Any practicing data scientist can tell you that all the munging going on between data acquisition and mathematical algorithm is a huge time sink. This is especially evident when the data does not fall into the traditional model of the dataframe. If one is lucky, it is shaped like a graph, and one can use a graph data structure and graph algorithms to analyze it. However, more generally, there are many more "shapes" of data, that must either be put into adhoc data structures or shoehorned into general-purpose data structures.

In Catlab, we have built a general infrastructure for differently-shaped data based on a category-theoretic framework for databases as functors that we call "Attributed C-Sets" (acsets for short).

The acset infrastructure is made possible by a novel use of the Julia macro and type system, which would be difficult-to-untenable in most other languages. First "schemas" for acsets are generated by macros. Then, more macros are used to transform these schemas into custom structs. Finally, we use @generated functions to specialize generic operations to these custom structs.
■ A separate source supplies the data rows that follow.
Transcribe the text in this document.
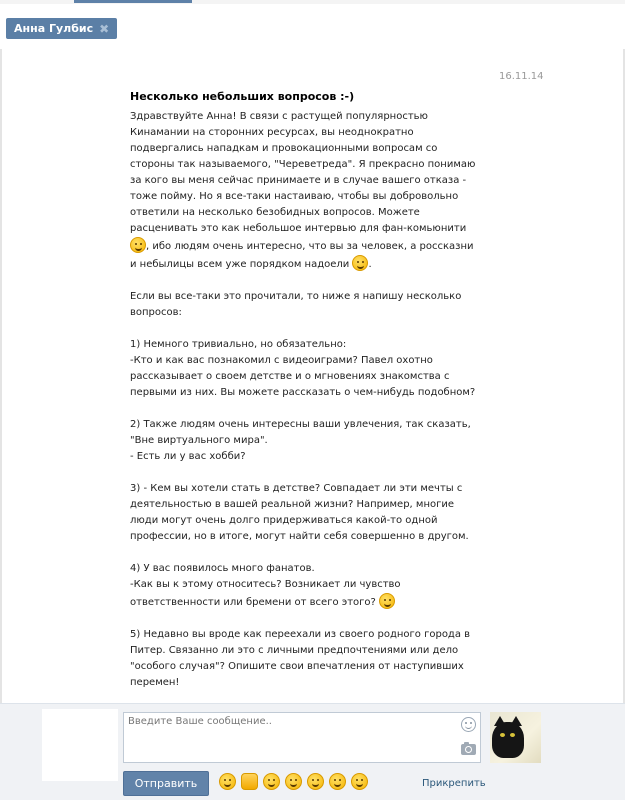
Анна Гулбис ✖
16.11.14
Несколько небольших вопросов :-)

Здравствуйте Анна! В связи с растущей популярностью Кинамании на сторонних ресурсах, вы неоднократно подвергались нападкам и провокационными вопросам со стороны так называемого, "Череветреда". Я прекрасно понимаю за кого вы меня сейчас принимаете и в случае вашего отказа - тоже пойму. Но я все-таки настаиваю, чтобы вы добровольно ответили на несколько безобидных вопросов. Можете расценивать это как небольшое интервью для фан-комьюнити , ибо людям очень интересно, что вы за человек, а россказни и небылицы всем уже порядком надоели .

Если вы все-таки это прочитали, то ниже я напишу несколько вопросов:

1) Немного тривиально, но обязательно:

-Кто и как вас познакомил с видеоиграми? Павел охотно рассказывает о своем детстве и о мгновениях знакомства с первыми из них. Вы можете рассказать о чем-нибудь подобном?

2) Также людям очень интересны ваши увлечения, так сказать, "Вне виртуального мира".

- Есть ли у вас хобби?

3) - Кем вы хотели стать в детстве? Совпадает ли эти мечты с деятельностью в вашей реальной жизни? Например, многие люди могут очень долго придерживаться какой-то одной профессии, но в итоге, могут найти себя совершенно в другом.

4) У вас появилось много фанатов.

-Как вы к этому относитесь? Возникает ли чувство ответственности или бремени от всего этого?

5) Недавно вы вроде как переехали из своего родного города в Питер. Связанно ли это с личными предпочтениями или дело "особого случая"? Опишите свои впечатления от наступивших перемен!

Введите Ваше сообщение..
Отправить	Прикрепить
This approach gives us performance comparable to popular data solutions like DataFrames.jl and LightGraphs.jl, while remaining fully generic. The acset infrastructure is used pervasively throughout the AlgebraicJulia ecosystem because of the flexibility, expressivity, and performance features.

In our talk, we will give an overview of the mathematical and computational innovations necessary to implement the acset infrastructure, as well as examples of practical applications of acsets, and a reflection on how acsets have become an essential part of AlgebraicJulia.